Puisque ses activités de production se décortiquent en une multitude d'opérations variées, l'employeur a alors décidé que le choix des employés à maintenir en poste se ferait en fonction d'un critère de polyvalence : les employés les plus polyvalents, pouvant être affectés à plusieurs opérations. L'examen de la preuve a également démontré que les salariés dont le lien d'emploi avait été maintenu étaient effectivement polyvalents, et avaient justement été affectés à diverses tâches. En effet, l'employeur avait décidé d'attribuer les tâches de livraison à un commis déjà en poste, en plus d'autres tâches liées à l'expédition, puisque les activités réduites de livraison ne justifiaient pas le maintien d'un poste de chauffeur à temps plein.

Le Tribunal confirme donc la légitimité de ce critère de polyvalence, et conclut ainsi que l'employeur s'est fondé sur un processus de sélection objectif et impartial. Le Tribunal est d'avis qu'un employeur peut très bien décider d'abolir un poste et de répartir les tâches autrement.

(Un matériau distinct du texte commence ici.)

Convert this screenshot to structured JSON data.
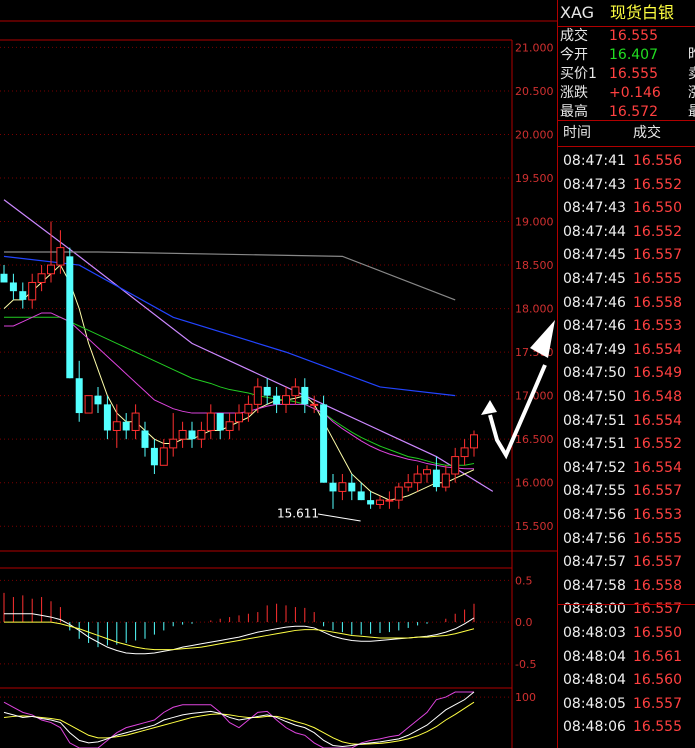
{
  "header": {
    "symbol": "XAG",
    "name": "现货白银"
  },
  "quote": {
    "rows": [
      {
        "label": "成交",
        "value": "16.555",
        "color": "#ff4040"
      },
      {
        "label": "今开",
        "value": "16.407",
        "color": "#22dd22"
      },
      {
        "label": "买价1",
        "value": "16.555",
        "color": "#ff4040"
      },
      {
        "label": "涨跌",
        "value": "+0.146",
        "color": "#ff4040"
      },
      {
        "label": "最高",
        "value": "16.572",
        "color": "#ff4040"
      }
    ],
    "clipped_right": [
      "昨",
      "卖",
      "涨",
      "最"
    ]
  },
  "ticks": {
    "time_header": "时间",
    "price_header": "成交",
    "rows": [
      {
        "time": "08:47:41",
        "price": "16.556"
      },
      {
        "time": "08:47:43",
        "price": "16.552"
      },
      {
        "time": "08:47:43",
        "price": "16.550"
      },
      {
        "time": "08:47:44",
        "price": "16.552"
      },
      {
        "time": "08:47:45",
        "price": "16.557"
      },
      {
        "time": "08:47:45",
        "price": "16.555"
      },
      {
        "time": "08:47:46",
        "price": "16.558"
      },
      {
        "time": "08:47:46",
        "price": "16.553"
      },
      {
        "time": "08:47:49",
        "price": "16.554"
      },
      {
        "time": "08:47:50",
        "price": "16.549"
      },
      {
        "time": "08:47:50",
        "price": "16.548"
      },
      {
        "time": "08:47:51",
        "price": "16.554"
      },
      {
        "time": "08:47:51",
        "price": "16.552"
      },
      {
        "time": "08:47:52",
        "price": "16.554"
      },
      {
        "time": "08:47:55",
        "price": "16.557"
      },
      {
        "time": "08:47:56",
        "price": "16.553"
      },
      {
        "time": "08:47:56",
        "price": "16.555"
      },
      {
        "time": "08:47:57",
        "price": "16.557"
      },
      {
        "time": "08:47:58",
        "price": "16.558"
      },
      {
        "time": "08:48:00",
        "price": "16.557"
      },
      {
        "time": "08:48:03",
        "price": "16.550"
      },
      {
        "time": "08:48:04",
        "price": "16.561"
      },
      {
        "time": "08:48:04",
        "price": "16.560"
      },
      {
        "time": "08:48:05",
        "price": "16.557"
      },
      {
        "time": "08:48:06",
        "price": "16.555"
      }
    ]
  },
  "chart_data": {
    "type": "candlestick",
    "y_ticks": [
      "21.000",
      "20.500",
      "20.000",
      "19.500",
      "19.000",
      "18.500",
      "18.000",
      "17.500",
      "17.000",
      "16.500",
      "16.000",
      "15.500"
    ],
    "ylim": [
      15.25,
      21.2
    ],
    "low_annotation": "15.611",
    "candles": [
      [
        18.4,
        18.5,
        18.3,
        18.3
      ],
      [
        18.3,
        18.4,
        18.1,
        18.2
      ],
      [
        18.2,
        18.3,
        18.0,
        18.1
      ],
      [
        18.1,
        18.4,
        18.0,
        18.3
      ],
      [
        18.3,
        18.5,
        18.2,
        18.4
      ],
      [
        18.4,
        19.0,
        18.3,
        18.5
      ],
      [
        18.5,
        18.9,
        18.4,
        18.7
      ],
      [
        18.6,
        18.7,
        17.2,
        17.2
      ],
      [
        17.2,
        17.4,
        16.7,
        16.8
      ],
      [
        16.8,
        17.0,
        16.9,
        17.0
      ],
      [
        17.0,
        17.1,
        16.8,
        16.9
      ],
      [
        16.9,
        17.0,
        16.5,
        16.6
      ],
      [
        16.6,
        16.9,
        16.4,
        16.7
      ],
      [
        16.7,
        16.8,
        16.5,
        16.6
      ],
      [
        16.6,
        16.9,
        16.5,
        16.8
      ],
      [
        16.6,
        16.7,
        16.3,
        16.4
      ],
      [
        16.4,
        16.5,
        16.1,
        16.2
      ],
      [
        16.2,
        16.5,
        16.2,
        16.4
      ],
      [
        16.4,
        16.8,
        16.3,
        16.5
      ],
      [
        16.5,
        16.7,
        16.4,
        16.6
      ],
      [
        16.6,
        16.7,
        16.4,
        16.5
      ],
      [
        16.5,
        16.7,
        16.4,
        16.6
      ],
      [
        16.6,
        16.9,
        16.5,
        16.8
      ],
      [
        16.8,
        16.8,
        16.5,
        16.6
      ],
      [
        16.6,
        16.8,
        16.5,
        16.7
      ],
      [
        16.7,
        16.9,
        16.6,
        16.8
      ],
      [
        16.8,
        17.0,
        16.7,
        16.9
      ],
      [
        16.9,
        17.2,
        16.8,
        17.1
      ],
      [
        17.1,
        17.2,
        16.9,
        17.0
      ],
      [
        17.0,
        17.1,
        16.8,
        16.9
      ],
      [
        16.9,
        17.1,
        16.8,
        17.0
      ],
      [
        17.0,
        17.2,
        16.9,
        17.1
      ],
      [
        17.1,
        17.2,
        16.8,
        16.9
      ],
      [
        16.9,
        17.0,
        16.8,
        16.9
      ],
      [
        16.9,
        17.0,
        16.0,
        16.0
      ],
      [
        16.0,
        16.1,
        15.7,
        15.9
      ],
      [
        15.9,
        16.1,
        15.8,
        16.0
      ],
      [
        16.0,
        16.1,
        15.8,
        15.9
      ],
      [
        15.9,
        16.0,
        15.8,
        15.8
      ],
      [
        15.8,
        15.9,
        15.7,
        15.75
      ],
      [
        15.75,
        15.85,
        15.7,
        15.8
      ],
      [
        15.8,
        15.9,
        15.7,
        15.8
      ],
      [
        15.8,
        16.0,
        15.7,
        15.95
      ],
      [
        15.95,
        16.1,
        15.9,
        16.0
      ],
      [
        16.0,
        16.2,
        15.9,
        16.1
      ],
      [
        16.1,
        16.2,
        16.0,
        16.15
      ],
      [
        16.15,
        16.3,
        15.9,
        15.95
      ],
      [
        15.95,
        16.2,
        15.9,
        16.1
      ],
      [
        16.1,
        16.4,
        16.0,
        16.3
      ],
      [
        16.3,
        16.5,
        16.2,
        16.4
      ],
      [
        16.4,
        16.6,
        16.3,
        16.55
      ]
    ],
    "ma_lines": [
      {
        "color": "#ffffaa",
        "values": [
          18.0,
          18.1,
          18.1,
          18.2,
          18.3,
          18.4,
          18.5,
          18.3,
          18.0,
          17.6,
          17.3,
          17.0,
          16.8,
          16.7,
          16.7,
          16.6,
          16.5,
          16.45,
          16.45,
          16.5,
          16.5,
          16.55,
          16.6,
          16.6,
          16.65,
          16.7,
          16.75,
          16.85,
          16.9,
          16.95,
          16.95,
          16.97,
          17.0,
          16.9,
          16.7,
          16.5,
          16.3,
          16.1,
          16.0,
          15.9,
          15.85,
          15.8,
          15.82,
          15.85,
          15.9,
          15.95,
          16.0,
          16.0,
          16.05,
          16.1,
          16.15
        ]
      },
      {
        "color": "#22cc22",
        "values": [
          17.9,
          17.9,
          17.9,
          17.9,
          17.9,
          17.9,
          17.9,
          17.85,
          17.8,
          17.75,
          17.7,
          17.65,
          17.6,
          17.55,
          17.5,
          17.45,
          17.4,
          17.35,
          17.3,
          17.25,
          17.2,
          17.17,
          17.14,
          17.1,
          17.07,
          17.05,
          17.03,
          17.0,
          16.98,
          16.96,
          16.95,
          16.93,
          16.9,
          16.85,
          16.8,
          16.72,
          16.65,
          16.58,
          16.52,
          16.47,
          16.42,
          16.38,
          16.34,
          16.3,
          16.28,
          16.25,
          16.22,
          16.2,
          16.2,
          16.2,
          16.22
        ]
      },
      {
        "color": "#dd44dd",
        "values": [
          17.8,
          17.8,
          17.85,
          17.9,
          17.95,
          17.95,
          17.9,
          17.85,
          17.75,
          17.65,
          17.55,
          17.45,
          17.35,
          17.25,
          17.15,
          17.05,
          16.95,
          16.9,
          16.85,
          16.82,
          16.8,
          16.8,
          16.8,
          16.8,
          16.8,
          16.8,
          16.82,
          16.85,
          16.88,
          16.9,
          16.9,
          16.9,
          16.9,
          16.85,
          16.8,
          16.7,
          16.62,
          16.55,
          16.48,
          16.42,
          16.37,
          16.33,
          16.3,
          16.27,
          16.25,
          16.22,
          16.2,
          16.18,
          16.17,
          16.16,
          16.16
        ]
      }
    ],
    "long_lines": [
      {
        "color": "#cc88ff",
        "points": [
          [
            0,
            19.25
          ],
          [
            8,
            18.6
          ],
          [
            20,
            17.6
          ],
          [
            34,
            16.9
          ],
          [
            46,
            16.3
          ],
          [
            52,
            15.9
          ]
        ]
      },
      {
        "color": "#2244ff",
        "points": [
          [
            0,
            18.6
          ],
          [
            8,
            18.5
          ],
          [
            18,
            17.9
          ],
          [
            30,
            17.5
          ],
          [
            40,
            17.1
          ],
          [
            48,
            17.0
          ]
        ]
      },
      {
        "color": "#888888",
        "points": [
          [
            0,
            18.65
          ],
          [
            10,
            18.65
          ],
          [
            36,
            18.6
          ],
          [
            48,
            18.1
          ]
        ]
      }
    ],
    "macd": {
      "ylim": [
        -0.55,
        0.6
      ],
      "y_ticks": [
        "0.5",
        "0.0",
        "-0.5"
      ],
      "hist": [
        0.35,
        0.3,
        0.32,
        0.28,
        0.3,
        0.25,
        0.18,
        -0.1,
        -0.2,
        -0.25,
        -0.3,
        -0.28,
        -0.27,
        -0.25,
        -0.22,
        -0.2,
        -0.15,
        -0.1,
        -0.05,
        -0.03,
        -0.02,
        0.0,
        0.02,
        0.04,
        0.06,
        0.08,
        0.1,
        0.12,
        0.2,
        0.22,
        0.2,
        0.18,
        0.17,
        0.12,
        -0.05,
        -0.1,
        -0.12,
        -0.15,
        -0.15,
        -0.14,
        -0.13,
        -0.12,
        -0.1,
        -0.07,
        -0.04,
        -0.02,
        0.0,
        0.04,
        0.1,
        0.15,
        0.22
      ],
      "dif": [
        0.1,
        0.1,
        0.1,
        0.1,
        0.08,
        0.06,
        0.03,
        -0.03,
        -0.1,
        -0.18,
        -0.24,
        -0.3,
        -0.34,
        -0.37,
        -0.38,
        -0.38,
        -0.37,
        -0.35,
        -0.33,
        -0.3,
        -0.28,
        -0.26,
        -0.24,
        -0.22,
        -0.2,
        -0.18,
        -0.15,
        -0.12,
        -0.1,
        -0.08,
        -0.06,
        -0.05,
        -0.05,
        -0.07,
        -0.12,
        -0.17,
        -0.2,
        -0.22,
        -0.23,
        -0.23,
        -0.22,
        -0.21,
        -0.2,
        -0.19,
        -0.18,
        -0.17,
        -0.15,
        -0.12,
        -0.08,
        -0.02,
        0.05
      ],
      "dea": [
        0.0,
        0.0,
        0.0,
        0.0,
        0.0,
        0.0,
        -0.02,
        -0.05,
        -0.08,
        -0.12,
        -0.16,
        -0.2,
        -0.24,
        -0.27,
        -0.3,
        -0.32,
        -0.33,
        -0.33,
        -0.33,
        -0.32,
        -0.31,
        -0.3,
        -0.28,
        -0.26,
        -0.24,
        -0.22,
        -0.2,
        -0.18,
        -0.16,
        -0.14,
        -0.12,
        -0.1,
        -0.09,
        -0.09,
        -0.1,
        -0.12,
        -0.14,
        -0.16,
        -0.17,
        -0.18,
        -0.19,
        -0.19,
        -0.19,
        -0.19,
        -0.18,
        -0.18,
        -0.17,
        -0.16,
        -0.14,
        -0.11,
        -0.08
      ]
    },
    "kdj": {
      "ylim": [
        0,
        110
      ],
      "y_ticks": [
        "100"
      ],
      "k": [
        70,
        65,
        60,
        62,
        58,
        55,
        50,
        30,
        15,
        10,
        12,
        18,
        25,
        30,
        35,
        40,
        45,
        55,
        60,
        65,
        68,
        70,
        72,
        68,
        60,
        55,
        58,
        62,
        65,
        60,
        52,
        45,
        40,
        30,
        15,
        5,
        3,
        5,
        8,
        10,
        12,
        15,
        18,
        25,
        35,
        45,
        60,
        75,
        85,
        95,
        110
      ],
      "d": [
        60,
        62,
        63,
        62,
        60,
        58,
        55,
        45,
        35,
        25,
        20,
        20,
        22,
        25,
        30,
        35,
        40,
        45,
        50,
        55,
        60,
        63,
        66,
        67,
        65,
        62,
        60,
        60,
        62,
        62,
        58,
        52,
        47,
        40,
        30,
        20,
        12,
        8,
        7,
        8,
        9,
        11,
        14,
        18,
        24,
        32,
        42,
        55,
        66,
        78,
        90
      ],
      "j": [
        90,
        80,
        70,
        65,
        55,
        50,
        40,
        10,
        0,
        0,
        0,
        15,
        30,
        40,
        45,
        50,
        55,
        70,
        80,
        85,
        85,
        85,
        85,
        70,
        50,
        40,
        55,
        70,
        72,
        55,
        40,
        30,
        25,
        10,
        0,
        0,
        0,
        0,
        10,
        15,
        18,
        22,
        25,
        40,
        55,
        70,
        95,
        100,
        110,
        110,
        110
      ]
    }
  }
}
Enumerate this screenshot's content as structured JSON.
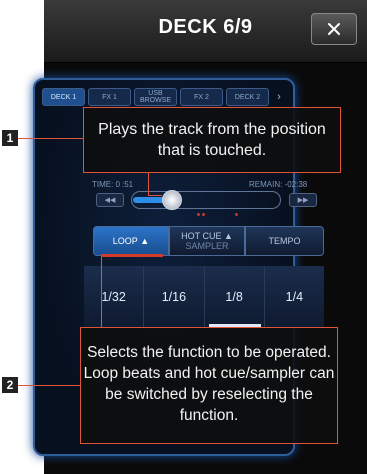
{
  "header": {
    "title": "DECK 6/9",
    "close_icon": "close-icon"
  },
  "tabs": [
    {
      "label": "DECK 1",
      "active": true
    },
    {
      "label": "FX 1"
    },
    {
      "label": "USB BROWSE"
    },
    {
      "label": "FX 2"
    },
    {
      "label": "DECK 2"
    }
  ],
  "tabs_more_icon": "chevron-right-icon",
  "playback": {
    "time_label": "TIME: 0",
    "time_value": ":51",
    "remain_label": "REMAIN: -02:38",
    "rewind_icon": "skip-back-icon",
    "forward_icon": "skip-forward-icon"
  },
  "function_buttons": [
    {
      "label": "LOOP",
      "active": true
    },
    {
      "label": "HOT CUE",
      "sub": "SAMPLER"
    },
    {
      "label": "TEMPO"
    }
  ],
  "pads": [
    "1/32",
    "1/16",
    "1/8",
    "1/4"
  ],
  "callouts": [
    {
      "number": "1",
      "text": "Plays the track from the position that is touched."
    },
    {
      "number": "2",
      "text": "Selects the function to be operated. Loop beats and hot cue/sampler can be switched by reselecting the function."
    }
  ],
  "colors": {
    "accent": "#2c8ee6",
    "callout_border": "#e0553a",
    "header": "#2a2a2a"
  }
}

Le Tribunal tranche également que dans un milieu non syndiqué, en l'absence de politique interne ou de pratique passée à cet effet, l'employeur n'est pas tenu de licencier ses employés en fonction de leur ancienneté. Le Tribunal ne dispose pas de la liberté de déterminer quel critère devrait être priorisé par l'employeur.

Le Tribunal rejette ainsi la plainte du plaignant et juge que celui-ci a été licencié en toute légitimité.

À retenir

Cette décision tient lieu de rappel sur la marche à suivre lorsqu'il est nécessaire de procéder à un ou plusieurs licenciements. La détermination des critères sur lesquels se fonder pour déterminer les salariés qui seront licenciés doit se faire avec prudence, en s'assurant que ceux-ci soient objectifs et impartiaux. Et comme l'indique le Tribunal, la polyvalence des salariés peut très bien constituer l'un de ces critères.